Research Question	Design	Key Observation
Clip intensity vs. discrepancy	Right clip \(\in\{0.2, 0.24, 0.28\}\)	Stronger clip leads to faster discrepancy growth
Bias vs. Variance	Biased vs. Unbiased weighting	Unbiased variance does not trigger growth
Reducing low-prob weights	Symmetric perturbation	Also triggers growth, proving "distortion" is the cause

Key Findings¶

Token-level clipping, which is supposed to stabilize training, actually accelerates discrepancy growth in MoE models. It acts as a token weight distortion equivalent to injecting pseudo-signals.
Discrepancy growth is a positive feedback process: hacking causes \(\rho\) of low-probability tokens to deviate from 1, which further amplifies the hacking intensity. This explains why checkpoint rollbacks often fail to recover the model.
Sequence-level algorithms (GSPO) are stable on MoE not because of "looser clipping," but because they structurally avoid token-level weight distortion. This suggests a rule for MoE-specific RL: never inject biased weights that depend on token probabilities.

Highlights & Insights¶

Success in mapping "reward hacking" to "objective-level hacking," explaining training-inference discrepancy as a product of a biased algorithmic objective rather than just an infrastructure bug.
Elegant active injection experiment design: using GSPO as a stable base to toggle \(\delta\) and \(\sigma\) provides a clean causal proof.
Provides a monitorable early signal \(J=\sum \hat A_{i,t}(\varphi_{i,t}-1)\) for industrial RLVR, allowing for intervention before validation performance collapses.

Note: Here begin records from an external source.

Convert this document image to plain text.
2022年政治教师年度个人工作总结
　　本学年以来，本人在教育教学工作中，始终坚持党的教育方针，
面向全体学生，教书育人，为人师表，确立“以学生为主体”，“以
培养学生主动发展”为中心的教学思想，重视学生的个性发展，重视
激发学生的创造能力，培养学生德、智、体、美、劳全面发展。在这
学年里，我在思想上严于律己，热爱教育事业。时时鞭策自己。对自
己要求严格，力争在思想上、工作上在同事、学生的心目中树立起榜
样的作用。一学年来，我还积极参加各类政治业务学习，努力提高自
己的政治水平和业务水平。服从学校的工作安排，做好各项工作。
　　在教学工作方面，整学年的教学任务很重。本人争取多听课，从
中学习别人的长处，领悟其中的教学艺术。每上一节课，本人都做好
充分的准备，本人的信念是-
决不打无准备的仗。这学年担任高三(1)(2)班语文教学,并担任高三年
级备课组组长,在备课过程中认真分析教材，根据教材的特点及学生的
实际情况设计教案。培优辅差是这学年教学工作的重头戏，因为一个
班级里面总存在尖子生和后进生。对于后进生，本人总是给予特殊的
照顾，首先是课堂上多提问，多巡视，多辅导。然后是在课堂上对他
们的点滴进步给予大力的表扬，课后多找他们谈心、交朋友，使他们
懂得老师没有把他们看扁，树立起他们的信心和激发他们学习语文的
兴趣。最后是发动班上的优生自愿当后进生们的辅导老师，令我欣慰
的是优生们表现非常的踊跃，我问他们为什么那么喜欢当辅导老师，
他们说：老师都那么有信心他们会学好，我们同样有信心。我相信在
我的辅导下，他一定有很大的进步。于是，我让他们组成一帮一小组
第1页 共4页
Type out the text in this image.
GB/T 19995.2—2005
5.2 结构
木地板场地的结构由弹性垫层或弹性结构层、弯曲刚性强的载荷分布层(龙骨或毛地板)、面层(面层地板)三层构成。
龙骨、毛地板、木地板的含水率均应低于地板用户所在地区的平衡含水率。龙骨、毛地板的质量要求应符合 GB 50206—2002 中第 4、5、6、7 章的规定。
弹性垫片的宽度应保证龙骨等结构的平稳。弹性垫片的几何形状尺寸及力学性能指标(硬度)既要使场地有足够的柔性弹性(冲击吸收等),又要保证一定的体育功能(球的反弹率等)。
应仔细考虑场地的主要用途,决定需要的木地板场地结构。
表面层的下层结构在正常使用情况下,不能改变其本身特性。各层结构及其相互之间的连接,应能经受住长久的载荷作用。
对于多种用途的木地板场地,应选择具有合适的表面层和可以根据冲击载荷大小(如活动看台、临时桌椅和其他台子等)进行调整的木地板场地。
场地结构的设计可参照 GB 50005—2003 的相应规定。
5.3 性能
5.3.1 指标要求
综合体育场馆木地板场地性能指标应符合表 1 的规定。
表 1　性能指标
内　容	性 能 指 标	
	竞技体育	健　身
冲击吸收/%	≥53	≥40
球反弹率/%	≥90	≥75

Limitations & Future Work¶

Experiments were limited to Qwen3-30B-A3B; the strength of the conclusions for dense models or other MoE routing strategies is unknown.
The framework explains what triggers collapse but does not yet provide a method for automatic debiasing. Future work may integrate importance sampling with token weight distortion correction.
A100 numerical precision is lower than H100, which the authors admit likely amplified the initial discrepancy; threshold triggers for hacking may vary on higher-precision hardware.

vs DAPO / Dr.GRPO: These variants modify clipping, advantages, or length normalization empirically. This paper provides a unified formula \(\mathcal J=\mathcal J+\Delta\mathcal J\) to explain why those modifications work.
vs GSPO (Zheng 2025): While GSPO empirically found sequence-level clipping to be more stable, this paper provide a mechanistic explanation, turning an empirical finding into a theoretical necessity.
vs TIS (Yao 2025): TIS uses importance sampling to correct the objective. This paper identifies TIS as an "applied remedy" at the \(\Delta\mathcal J\) level and demonstrates that TIS alone cannot fully eliminate discrepancy in MoE models.

Rating¶

Novelty: ⭐⭐⭐⭐ Proposes objective-level hacking and a unified formula to explain MoE RLVR collapse.
Experimental Thoroughness: ⭐⭐⭐⭐ Sets of control, intensity scan, active injection, and bias/variance decoupling experiments on 30B MoE.
Writing Quality: ⭐⭐⭐⭐ Clear derivations and intuitive descriptions of the feedback loop.
Value: ⭐⭐⭐⭐ Provides specific guidelines for RLVR algorithm design and monitorable engineering signals.